Training, documentation

   Do we need any documentation for WLCG-specific IPv6 issues?

   Should there be a page with info on where to get help?

   Should there be more "lessons learned" info for the storage software?

 

Day 2 - 26th January 2018 - notes by Francesco Prelz

Dave K. reviews the agenda: we should spend some time on planning for the CHEP submission.

* Herve Rousseau gives us an update on CERN Storage, actually EOS, "the only system that has seen some improvement". The Ceph S3 service is IPv6-only behind the curtains.

Slides: https://indico.cern.ch/event/676532/contributions/2769106/attachments/1590093/2516000/EOS_IPv6_status_26_01_2018.pdf

Dave K. asks if there are any monitoring/statistics measurements that could be collected - we realised that the FTS data transfer plots don't include xrootd, and we'd need to track both separately. Generally speaking, IPv6 overall data transfer statistics [at least] on CERN systems would be welcome.

Duncan R. volunteers to follow up on this, and mentions that HTTP-based transfers should be watched as well, but FTS+xrootd should account for the majority of transfers.

Dave K.: how does Ian Bird get his overall integrated transfer figures ?

Duncan R.: Look at http://monit-grafana.cern.ch -> WLCG dashboard

Applying an 'IPv6' filter to the XROOTD statistics produces empty plots though.

Andrea S.: Asked Luca Magnoni about this, and he says that no IPv6-related info is obtained from IPv6.

Dave K.: Perhaps some optional logging should be enabled, as for FTS.

Some time is spent selecting various data from the Grafana dashboard.

Tim C. points out that Globus (still) says (in the "GT6.0 component guide") that IPv6 support in gridftp is 'experimental', and this may steer people away from it.

Francesco P.: Perhaps 'experimental' refers to the part of the  'extended' command set used in gridftp that is not documented in any standard.

Dave K.: we should ask the collaboration that negotiates with Globus (Brian Bockelman?) to have that statement updated.

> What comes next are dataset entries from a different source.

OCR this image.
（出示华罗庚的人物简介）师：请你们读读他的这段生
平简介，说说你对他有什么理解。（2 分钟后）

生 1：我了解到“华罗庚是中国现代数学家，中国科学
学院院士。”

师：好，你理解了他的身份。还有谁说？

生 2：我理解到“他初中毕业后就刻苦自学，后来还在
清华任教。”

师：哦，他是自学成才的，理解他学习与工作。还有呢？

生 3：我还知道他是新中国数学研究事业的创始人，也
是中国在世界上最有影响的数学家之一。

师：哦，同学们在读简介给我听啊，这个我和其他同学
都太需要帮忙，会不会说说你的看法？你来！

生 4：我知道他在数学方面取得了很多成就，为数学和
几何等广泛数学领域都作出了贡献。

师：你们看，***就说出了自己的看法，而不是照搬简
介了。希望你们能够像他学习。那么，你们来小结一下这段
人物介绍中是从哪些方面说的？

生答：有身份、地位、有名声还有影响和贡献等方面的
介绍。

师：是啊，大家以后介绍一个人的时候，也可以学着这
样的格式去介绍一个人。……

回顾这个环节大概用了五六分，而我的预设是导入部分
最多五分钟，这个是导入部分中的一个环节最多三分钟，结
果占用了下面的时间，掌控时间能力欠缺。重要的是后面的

* Plans towards the CHEP presentation/paper:

Dave K.: We have a lot to talk about, at the time for Tier-2 transition. I was thinking this might be our final presentation, but many suggested it probably won't - especially looking finally at the IPv6-only scenario.

   We should list what highlights should be given in the paper, and whether there is work to do.

   Tim was suggesting in his Jan 4th e-mail that emphasis should be given to the ipv6-only plans.

Tim C.: Performance measurements would help. Even if they show no improvement but give arguments for possible reasons.

Dave K.: We do see better efficiency for IPv6: our initial explanation is that the 'best' sites moved to IPv6, but we may try checking this.

Tim C.: Lack of fragmentation should help with the performance. Lack of NATs/Transparent proxies should help. Should compare IPv4 native, with or without NAT, and IPv6 native. Larger headers could worsen performance (how widely are jumbo frames used?).

 

Duncan R. shows data in http://pprc.qmul.ac.uk/~lloyd/gridpp/ukgrid.html where significantly better data transfer performance is measured for xroot6 over xroot4; http6 over http4. Statistics are from the last 72 hours.

Dave K.: Are the 'Dirac Network test Result' different from perfsonar ?

Dave K.: As the conference is close to holiday time, we'd probably better have a text draft ready by our next F2F meeting, in May/June.

Francesco P.: How much work can we afford to spend troubleshooting the performance differences observed in the Queen Mary statistics ? The findings, if we were lucky, could constitute a significant performance 'carrot' to promote the transition, but dissecting the performance data would require to set up a small project and the collaboration of at least the network managers of the involved sites.

Tim C.: Hard facts is what would make the paper interesting.

Francesco P.: Will try to see, timesharing allowing, if the IPv4/IPv6 asimmetry can be reproduced in xrootd transfers between worker nodes in Milan and CNAF.

Dave K.: We have enough facts to present in the paper, with the T2 transition, anyway.

Dave K.: We can reuse the github arrangement that was set up for the previous papers. Francesco P. to create a new template.

After the coffee break Marian Babik gives his Monitoring (perfsonar + ETF) talk.

Slides: https://indico.cern.ch/event/676532/contributions/2769107/attachments/1590158/2516135/perfSONAR2FETF_IPv6_1.pdf

 

Dave K.: There were times when we had a lot of "orange" on the perfsonar

   dashboard, with timeouts, etc. Is this getting better ?

Duncan R.: Not really. See:

   http://psmad.grid.iu.edu/maddash-webui/index.cgi?dashboard=Dual-Stack%20Mesh%20Config

Marian B.: These are the 'instabilities' referred to in the slides.

Dave K.: Who is supposed to act on these. Someone in Chicago ?

* Picking dates for the next meetings.

Next face-to-face meeting: Tuesday-Wednesday June 5-6, 2018 at CERN.

Next phone meetings: Friday, March 2nd, 2pm CERN time.

                      Wednesday, May 2nd, 4pm CERN time.